Rencana Pemanfaatan Lahan untuk Pengolahan Sampah
Setelah status kepemilikan diperkuat, Pemkot Bukittinggi berencana membahas ulang pemanfaatan lahan tersebut bersama Pemerintah Kabupaten Agam dan Pemerintah Nagari Gadut. Salah satu opsi yang mengemuka adalah menjadikan lokasi itu sebagai pusat pengolahan sampah.
Wacana ini sejalan dengan kebutuhan mendesak Kota Bukittinggi akan fasilitas pengelolaan limbah yang memadai. Namun, keputusan final tetap menunggu kesepakatan antarwilayah agar tidak menimbulkan persoalan di kemudian hari.
Pengamanan Menyeluruh: Aset di Luar Kota Juga Jadi Prioritas
Kegiatan peninjauan di Padang Hijau ini merupakan bagian dari gerakan yang lebih besar. Ramlan menegaskan bahwa seluruh aset tidak bergerak milik Pemkot Bukittinggi, termasuk yang berada di luar daerah, wajib diamankan dengan tanda kepemilikan.
"Seluruh tanah milik Pemerintah Kota Bukittinggi harus diselamatkan, termasuk yang berada di luar daerah. Yang tercatat sebagai aset harus kita amankan," tegasnya.
Inventarisasi aset mencatat beberapa bidang tanah Pemkot Bukittinggi tersebar di sejumlah titik di Kabupaten Agam, di antaranya kawasan Ngarai Sianok, Nagari Kubang Putiah, dan lokasi lainnya di Gadut. Pemasangan papan tanda akan dilakukan secara bertahap di seluruh titik tersebut.

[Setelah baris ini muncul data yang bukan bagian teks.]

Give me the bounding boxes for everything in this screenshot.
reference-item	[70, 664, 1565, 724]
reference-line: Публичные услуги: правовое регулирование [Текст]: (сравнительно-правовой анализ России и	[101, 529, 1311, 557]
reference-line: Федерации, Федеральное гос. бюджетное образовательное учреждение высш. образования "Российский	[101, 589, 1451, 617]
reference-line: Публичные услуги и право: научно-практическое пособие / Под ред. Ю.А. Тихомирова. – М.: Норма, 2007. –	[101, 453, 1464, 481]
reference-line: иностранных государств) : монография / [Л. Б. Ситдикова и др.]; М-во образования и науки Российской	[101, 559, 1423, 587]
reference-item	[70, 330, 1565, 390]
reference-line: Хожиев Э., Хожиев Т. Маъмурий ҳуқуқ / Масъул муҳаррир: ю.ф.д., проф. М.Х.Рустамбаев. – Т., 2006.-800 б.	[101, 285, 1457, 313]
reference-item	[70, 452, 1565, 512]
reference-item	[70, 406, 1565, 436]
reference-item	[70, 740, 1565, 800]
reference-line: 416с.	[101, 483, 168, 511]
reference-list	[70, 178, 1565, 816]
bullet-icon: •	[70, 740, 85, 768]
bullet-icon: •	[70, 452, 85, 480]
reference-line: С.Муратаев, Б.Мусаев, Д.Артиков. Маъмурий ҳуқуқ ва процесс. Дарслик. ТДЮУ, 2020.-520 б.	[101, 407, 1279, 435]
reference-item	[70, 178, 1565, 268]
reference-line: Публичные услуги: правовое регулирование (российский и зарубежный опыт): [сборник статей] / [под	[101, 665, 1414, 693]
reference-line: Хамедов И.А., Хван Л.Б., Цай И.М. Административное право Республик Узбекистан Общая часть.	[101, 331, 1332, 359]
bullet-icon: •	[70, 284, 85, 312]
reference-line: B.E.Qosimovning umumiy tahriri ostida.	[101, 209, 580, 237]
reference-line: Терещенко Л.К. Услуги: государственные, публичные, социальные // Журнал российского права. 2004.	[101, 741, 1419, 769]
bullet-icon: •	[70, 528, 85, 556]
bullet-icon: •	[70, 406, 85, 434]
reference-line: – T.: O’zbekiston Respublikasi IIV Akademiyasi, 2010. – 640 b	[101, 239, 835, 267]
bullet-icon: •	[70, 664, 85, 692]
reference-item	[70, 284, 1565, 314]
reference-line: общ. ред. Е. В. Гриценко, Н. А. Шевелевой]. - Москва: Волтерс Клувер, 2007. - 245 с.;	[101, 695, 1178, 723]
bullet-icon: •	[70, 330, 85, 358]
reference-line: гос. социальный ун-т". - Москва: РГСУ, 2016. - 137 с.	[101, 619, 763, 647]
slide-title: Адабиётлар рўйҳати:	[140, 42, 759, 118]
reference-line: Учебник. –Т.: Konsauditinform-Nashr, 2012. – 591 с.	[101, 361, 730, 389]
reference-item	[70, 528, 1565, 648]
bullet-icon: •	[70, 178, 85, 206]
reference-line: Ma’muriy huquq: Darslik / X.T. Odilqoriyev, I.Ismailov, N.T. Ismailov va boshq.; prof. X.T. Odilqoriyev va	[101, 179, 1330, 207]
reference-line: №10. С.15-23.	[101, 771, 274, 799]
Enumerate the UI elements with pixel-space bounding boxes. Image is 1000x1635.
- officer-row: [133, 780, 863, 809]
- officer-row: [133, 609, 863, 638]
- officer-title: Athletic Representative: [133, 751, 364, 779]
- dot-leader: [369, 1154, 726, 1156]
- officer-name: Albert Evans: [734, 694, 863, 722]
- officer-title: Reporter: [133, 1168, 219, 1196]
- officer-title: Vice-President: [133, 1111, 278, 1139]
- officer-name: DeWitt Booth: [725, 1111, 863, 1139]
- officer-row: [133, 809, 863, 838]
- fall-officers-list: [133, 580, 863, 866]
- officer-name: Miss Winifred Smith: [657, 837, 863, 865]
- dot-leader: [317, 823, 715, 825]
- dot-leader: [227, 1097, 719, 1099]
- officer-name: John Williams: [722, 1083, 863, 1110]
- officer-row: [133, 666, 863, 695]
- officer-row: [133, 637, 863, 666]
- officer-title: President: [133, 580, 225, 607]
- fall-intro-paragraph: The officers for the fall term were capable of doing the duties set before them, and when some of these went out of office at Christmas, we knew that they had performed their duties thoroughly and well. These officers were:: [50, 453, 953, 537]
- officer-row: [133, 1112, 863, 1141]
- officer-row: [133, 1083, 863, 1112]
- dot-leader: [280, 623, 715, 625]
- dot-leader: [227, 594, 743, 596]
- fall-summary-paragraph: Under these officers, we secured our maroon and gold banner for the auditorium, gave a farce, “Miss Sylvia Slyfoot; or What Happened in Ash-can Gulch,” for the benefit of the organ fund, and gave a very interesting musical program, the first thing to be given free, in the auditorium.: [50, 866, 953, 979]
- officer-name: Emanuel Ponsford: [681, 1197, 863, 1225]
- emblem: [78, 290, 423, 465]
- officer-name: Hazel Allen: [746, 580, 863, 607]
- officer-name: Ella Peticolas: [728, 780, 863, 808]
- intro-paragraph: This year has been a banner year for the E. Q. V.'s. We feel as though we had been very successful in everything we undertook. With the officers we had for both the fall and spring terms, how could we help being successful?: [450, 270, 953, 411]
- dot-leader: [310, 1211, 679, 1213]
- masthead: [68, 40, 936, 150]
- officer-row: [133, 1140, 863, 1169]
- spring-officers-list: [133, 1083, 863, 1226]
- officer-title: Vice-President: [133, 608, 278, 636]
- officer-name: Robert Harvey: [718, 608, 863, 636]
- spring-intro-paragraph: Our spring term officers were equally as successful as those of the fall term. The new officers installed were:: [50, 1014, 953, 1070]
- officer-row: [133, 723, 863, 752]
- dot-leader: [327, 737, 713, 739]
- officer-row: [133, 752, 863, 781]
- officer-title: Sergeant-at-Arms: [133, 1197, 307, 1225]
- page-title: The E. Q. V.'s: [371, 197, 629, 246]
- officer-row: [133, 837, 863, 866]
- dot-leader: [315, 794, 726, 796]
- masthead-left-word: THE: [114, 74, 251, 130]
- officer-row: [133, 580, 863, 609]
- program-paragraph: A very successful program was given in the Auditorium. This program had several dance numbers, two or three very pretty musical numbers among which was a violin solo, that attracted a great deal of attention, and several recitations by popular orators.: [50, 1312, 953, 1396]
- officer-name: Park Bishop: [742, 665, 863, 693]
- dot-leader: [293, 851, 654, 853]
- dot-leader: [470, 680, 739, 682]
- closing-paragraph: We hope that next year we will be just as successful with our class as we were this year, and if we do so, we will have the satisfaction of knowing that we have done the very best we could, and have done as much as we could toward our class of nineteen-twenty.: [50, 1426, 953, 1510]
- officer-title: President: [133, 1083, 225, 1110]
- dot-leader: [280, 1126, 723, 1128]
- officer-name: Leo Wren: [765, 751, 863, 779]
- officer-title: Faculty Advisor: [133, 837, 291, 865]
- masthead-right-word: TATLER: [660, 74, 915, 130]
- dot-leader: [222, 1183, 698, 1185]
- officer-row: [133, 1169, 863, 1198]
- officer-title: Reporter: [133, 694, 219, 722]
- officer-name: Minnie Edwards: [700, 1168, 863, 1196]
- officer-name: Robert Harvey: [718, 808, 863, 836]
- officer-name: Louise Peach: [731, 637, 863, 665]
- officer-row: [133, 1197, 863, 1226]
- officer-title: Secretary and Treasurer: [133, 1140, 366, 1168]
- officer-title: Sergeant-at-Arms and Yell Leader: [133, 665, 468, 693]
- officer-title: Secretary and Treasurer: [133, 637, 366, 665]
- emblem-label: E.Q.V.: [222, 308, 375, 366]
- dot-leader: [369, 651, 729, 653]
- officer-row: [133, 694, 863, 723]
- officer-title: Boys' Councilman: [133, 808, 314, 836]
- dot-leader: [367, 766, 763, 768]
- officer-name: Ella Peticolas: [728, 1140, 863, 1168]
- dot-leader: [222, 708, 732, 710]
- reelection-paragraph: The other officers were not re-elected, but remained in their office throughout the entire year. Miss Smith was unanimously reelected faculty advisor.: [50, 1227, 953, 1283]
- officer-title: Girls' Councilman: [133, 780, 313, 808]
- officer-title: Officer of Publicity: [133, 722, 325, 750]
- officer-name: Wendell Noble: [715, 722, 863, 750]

Langkah Preventif Mencegah Konflik Kepemilikan di Masa Depan
Pemasangan plang BMD merupakan langkah awal yang krusial dalam pengamanan aset. Dengan adanya penanda fisik di lokasi, diharapkan tidak ada pihak lain yang mengklaim atau memanfaatkan lahan secara ilegal.
Proses administrasi berupa pensertifikatan menjadi tahapan berikutnya yang tak kalah penting. Jika sertifikat telah terbit, kekuatan hukum kepemilikan Pemkot Bukittinggi atas lahan-lahan tersebut menjadi tidak terbantahkan.
Langkah ini juga menjadi preseden baik bagi pengelolaan aset daerah di Indonesia, khususnya dalam kasus aset antardaerah yang kerap menimbulkan sengketa di kemudian hari.